"W. Trevor King" <wk...@tremily.us> writes:

> @@ -817,11 +831,15 @@ cmd_update()
>  
>               displaypath=$(relative_path "$prefix$sm_path")
>  
> -             if test "$update_module" = "none"
> -             then
> +             case "$update_module" in
> +             none)
>                       echo "Skipping submodule '$displaypath'"
>                       continue
> -             fi
> +                     ;;
> +             checkout)
> +                     local_branch=""
> +                     ;;
> +             esac

I wonder if there is a way to avoid detaching (and you may need to
update the coddpath that resets the submodule to the commit
specified by the superproject tree) when it is safe to do so.

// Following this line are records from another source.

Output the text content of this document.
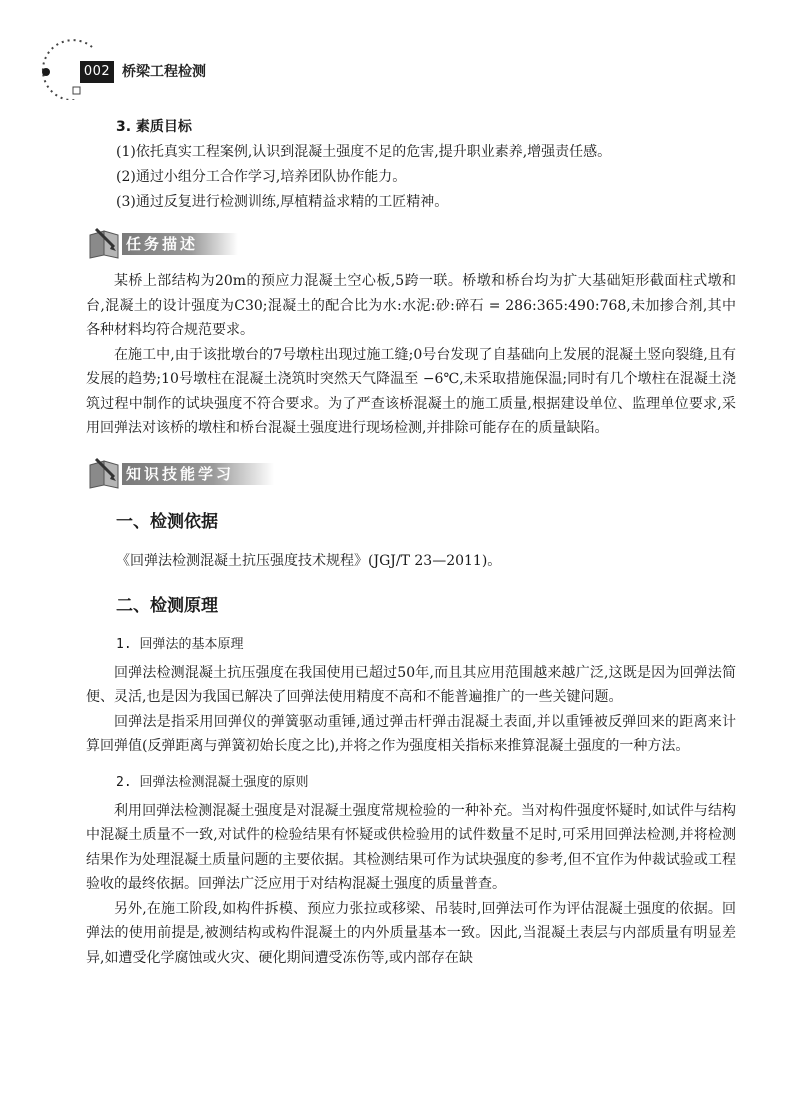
002 桥梁工程检测
3. 素质目标
(1)依托真实工程案例,认识到混凝土强度不足的危害,提升职业素养,增强责任感。
(2)通过小组分工合作学习,培养团队协作能力。
(3)通过反复进行检测训练,厚植精益求精的工匠精神。
任务描述

某桥上部结构为20m的预应力混凝土空心板,5跨一联。桥墩和桥台均为扩大基础矩形截面柱式墩和台,混凝土的设计强度为C30;混凝土的配合比为水:水泥:砂:碎石 = 286:365:490:768,未加掺合剂,其中各种材料均符合规范要求。

在施工中,由于该批墩台的7号墩柱出现过施工缝;0号台发现了自基础向上发展的混凝土竖向裂缝,且有发展的趋势;10号墩柱在混凝土浇筑时突然天气降温至 −6℃,未采取措施保温;同时有几个墩柱在混凝土浇筑过程中制作的试块强度不符合要求。为了严查该桥混凝土的施工质量,根据建设单位、监理单位要求,采用回弹法对该桥的墩柱和桥台混凝土强度进行现场检测,并排除可能存在的质量缺陷。

知识技能学习
一、检测依据
《回弹法检测混凝土抗压强度技术规程》(JGJ/T 23—2011)。
二、检测原理
1. 回弹法的基本原理

回弹法检测混凝土抗压强度在我国使用已超过50年,而且其应用范围越来越广泛,这既是因为回弹法简便、灵活,也是因为我国已解决了回弹法使用精度不高和不能普遍推广的一些关键问题。

回弹法是指采用回弹仪的弹簧驱动重锤,通过弹击杆弹击混凝土表面,并以重锤被反弹回来的距离来计算回弹值(反弹距离与弹簧初始长度之比),并将之作为强度相关指标来推算混凝土强度的一种方法。

2. 回弹法检测混凝土强度的原则

利用回弹法检测混凝土强度是对混凝土强度常规检验的一种补充。当对构件强度怀疑时,如试件与结构中混凝土质量不一致,对试件的检验结果有怀疑或供检验用的试件数量不足时,可采用回弹法检测,并将检测结果作为处理混凝土质量问题的主要依据。其检测结果可作为试块强度的参考,但不宜作为仲裁试验或工程验收的最终依据。回弹法广泛应用于对结构混凝土强度的质量普查。

另外,在施工阶段,如构件拆模、预应力张拉或移梁、吊装时,回弹法可作为评估混凝土强度的依据。回弹法的使用前提是,被测结构或构件混凝土的内外质量基本一致。因此,当混凝土表层与内部质量有明显差异,如遭受化学腐蚀或火灾、硬化期间遭受冻伤等,或内部存在缺
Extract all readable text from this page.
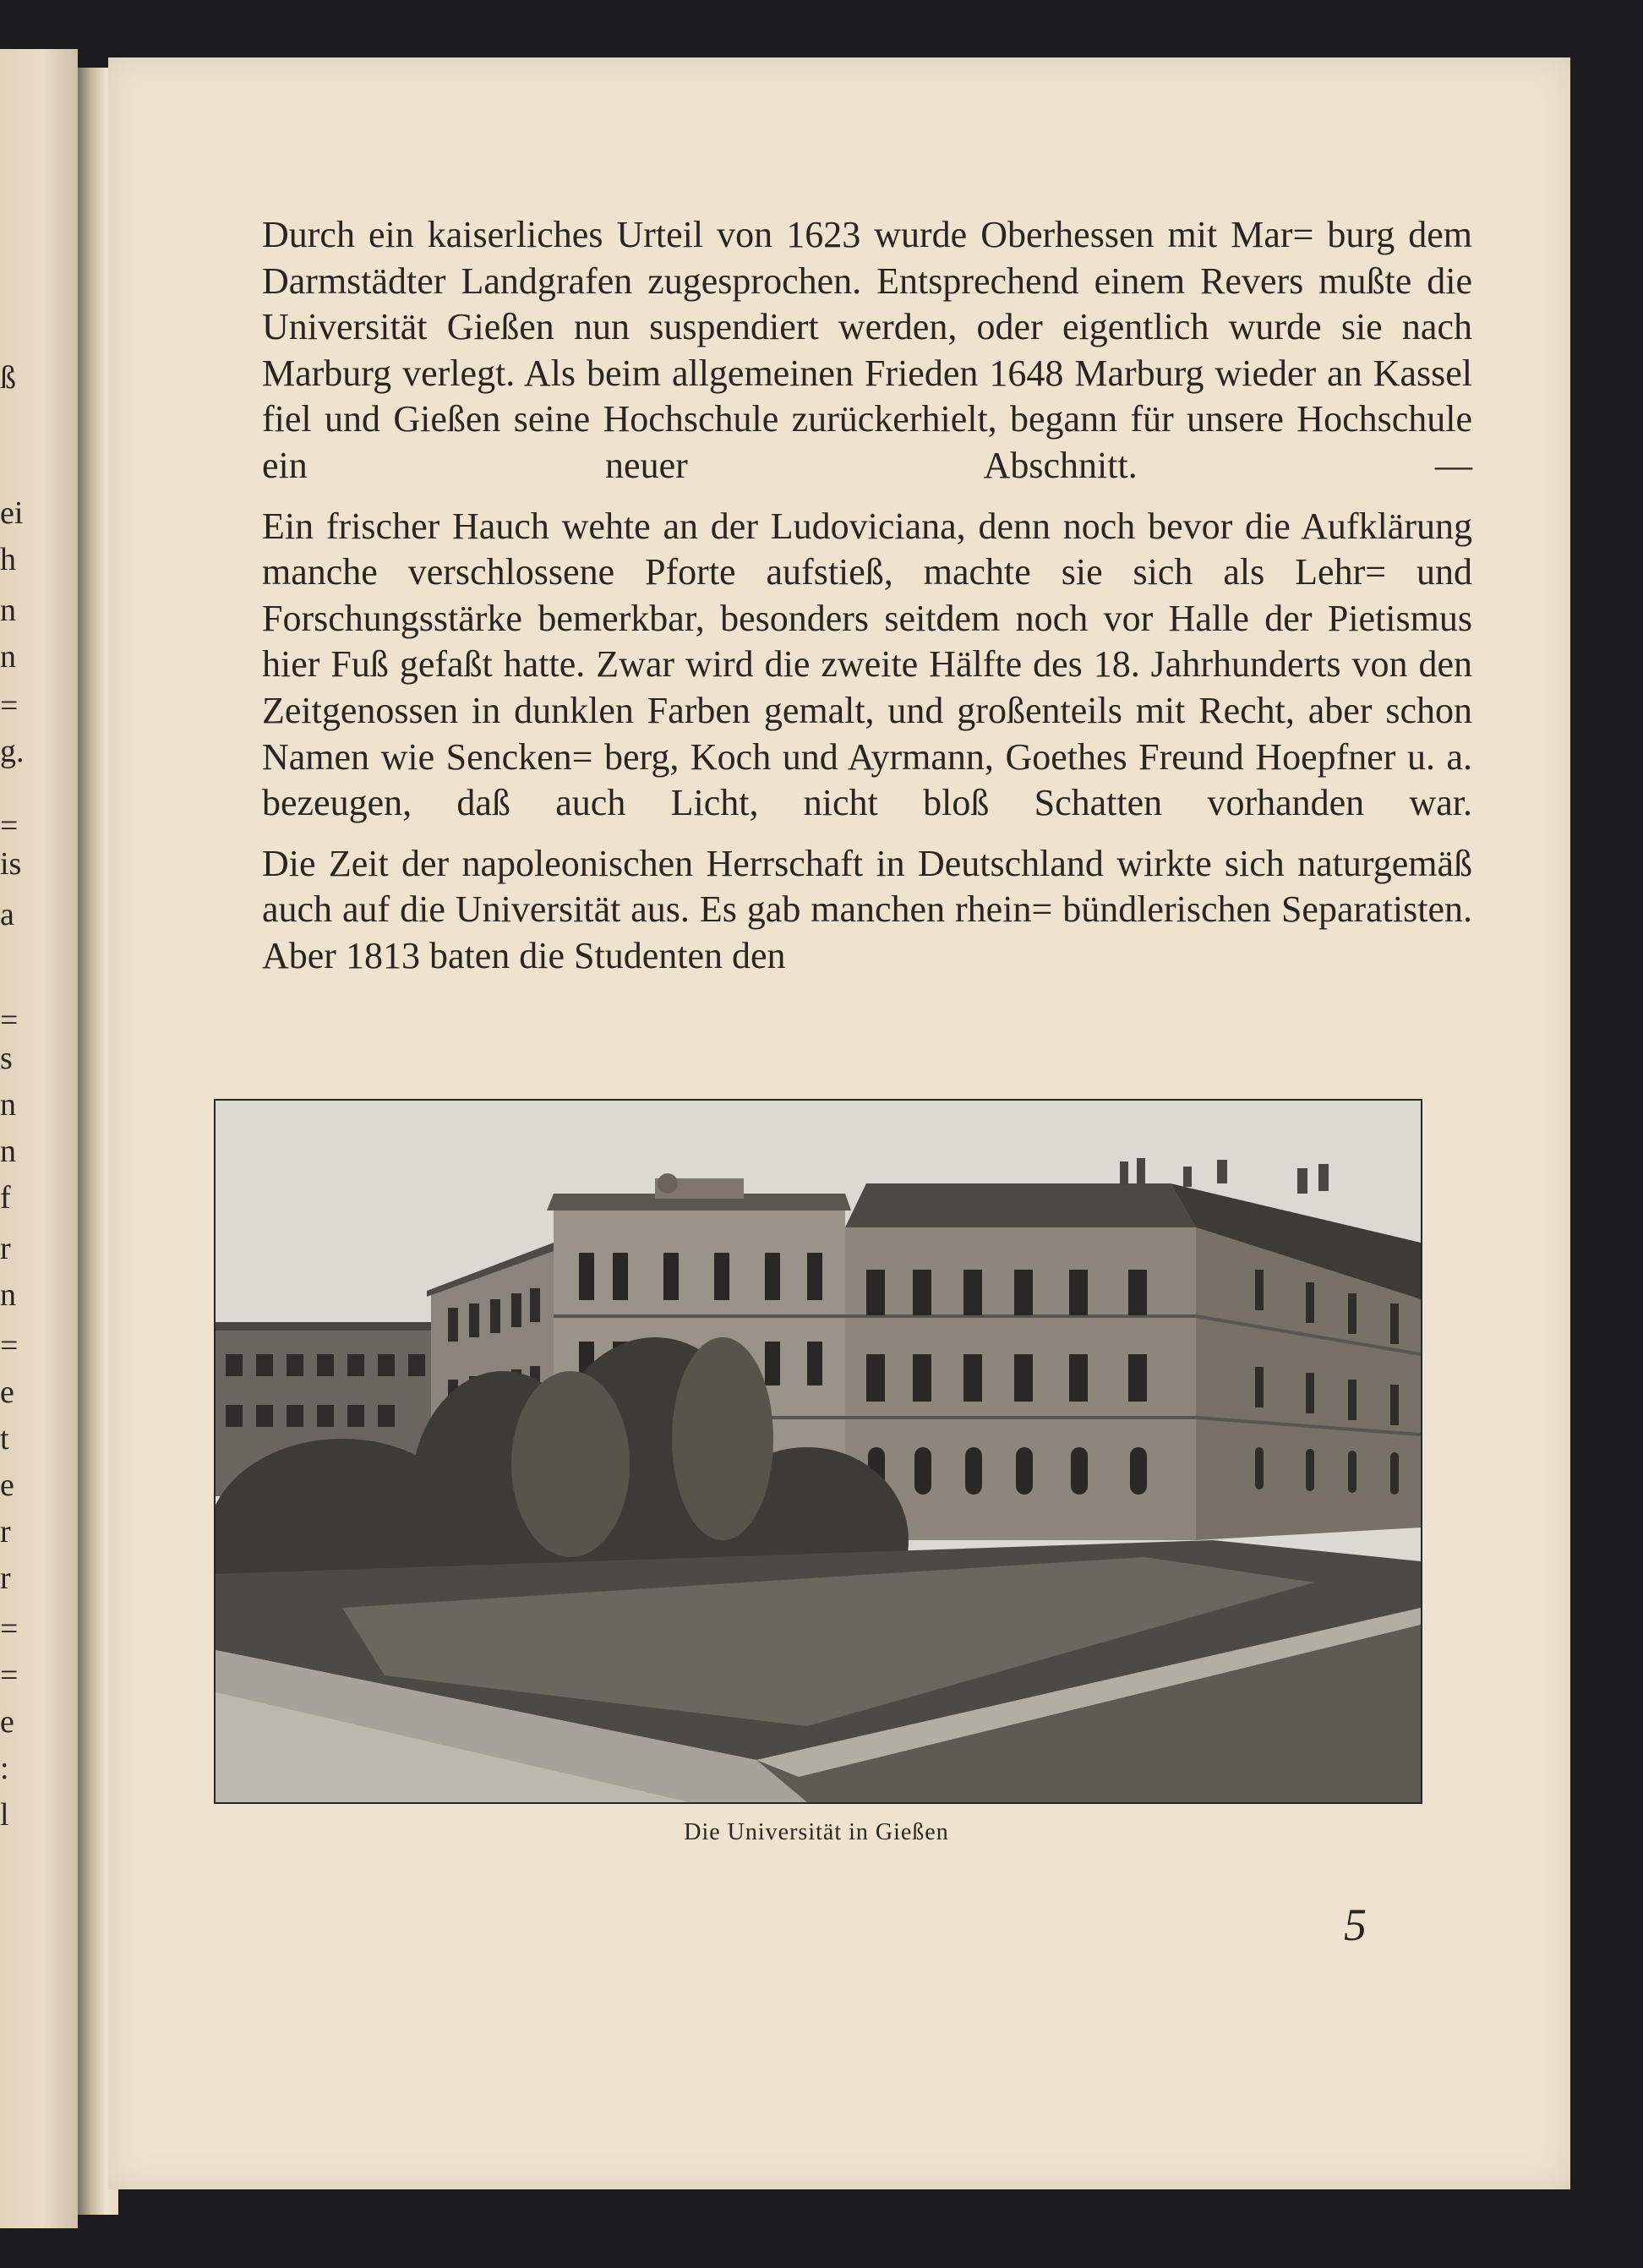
ß
ei
h
n
n
=
g.
=
is
a
=
s
n
n
f
r
n
=
e
t
e
r
r
=
=
e
:
l

Durch ein kaiserliches Urteil von 1623 wurde Oberhessen mit Mar= burg dem Darmstädter Landgrafen zugesprochen. Entsprechend einem Revers mußte die Universität Gießen nun suspendiert werden, oder eigentlich wurde sie nach Marburg verlegt. Als beim allgemeinen Frieden 1648 Marburg wieder an Kassel fiel und Gießen seine Hochschule zurückerhielt, begann für unsere Hochschule ein neuer Abschnitt. —

Ein frischer Hauch wehte an der Ludoviciana, denn noch bevor die Aufklärung manche verschlossene Pforte aufstieß, machte sie sich als Lehr= und Forschungsstärke bemerkbar, besonders seitdem noch vor Halle der Pietismus hier Fuß gefaßt hatte. Zwar wird die zweite Hälfte des 18. Jahrhunderts von den Zeitgenossen in dunklen Farben gemalt, und großenteils mit Recht, aber schon Namen wie Sencken= berg, Koch und Ayrmann, Goethes Freund Hoepfner u. a. bezeugen, daß auch Licht, nicht bloß Schatten vorhanden war.

Die Zeit der napoleonischen Herrschaft in Deutschland wirkte sich naturgemäß auch auf die Universität aus. Es gab manchen rhein= bündlerischen Separatisten. Aber 1813 baten die Studenten den

Die Universität in Gießen
5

For an end user, running "submodule update" is similar to running
"git pull" in a project that does not use submodules, expressing "I
want to catch up with the work done by others".  In a working tree
with local changes, we do allow you to run "git pull" as long as
your local changes do not overlap with the work done by others, and
the result of the pull would look as if you did not have any of the
local changes when you ran "git pull" and then you did the local
changes on top of the state that is up-to-date with their work.

Can't we design "submodule update --checkout" to work in a similar
fashion?  The updated superproject may say it wants $oSHA-1 at a
submodule path P, and also its .gitmodules may say that commit is
supposed to be at the tip of branch B=submodule.P.branch in the
submodule repository.  You may locally have advanced that branch in
your submodule repository in the meantime to point at $ySHA-1 while
others worked in the superproject and the submodule, and the
difference $oSHA-1...$ySHA-1 can be considered as the local change
made by you from the perspective of the superproject.

Without thinking things through, if $ySHA-1 matches or is a
descendant of $oSHA-1 (assuming that remote-tracking branch
origin/$B in the submodule does point at $oSHA-1 in either case), it
should be safe to do this update.

And in a situation where you cannot do the checkout safely, it is
perfectly fine to say "the submodules X and Y have local changes;
you cannot do 'submodule update' until you upstream them" and fail
the update, just like we fail a 'git pull' saying "you cannot do
pull until you commit them", no?

Perhaps that kind of "'git submodule update' is parallel to 'git
pull' in the project without submodules" is better done with other
update modes like --rebase or --merge.  If so, how should we explain
what 'submodule update --checkout' is to the end users?  Is it
supposed to be like "git fetch && git checkout origin/master"?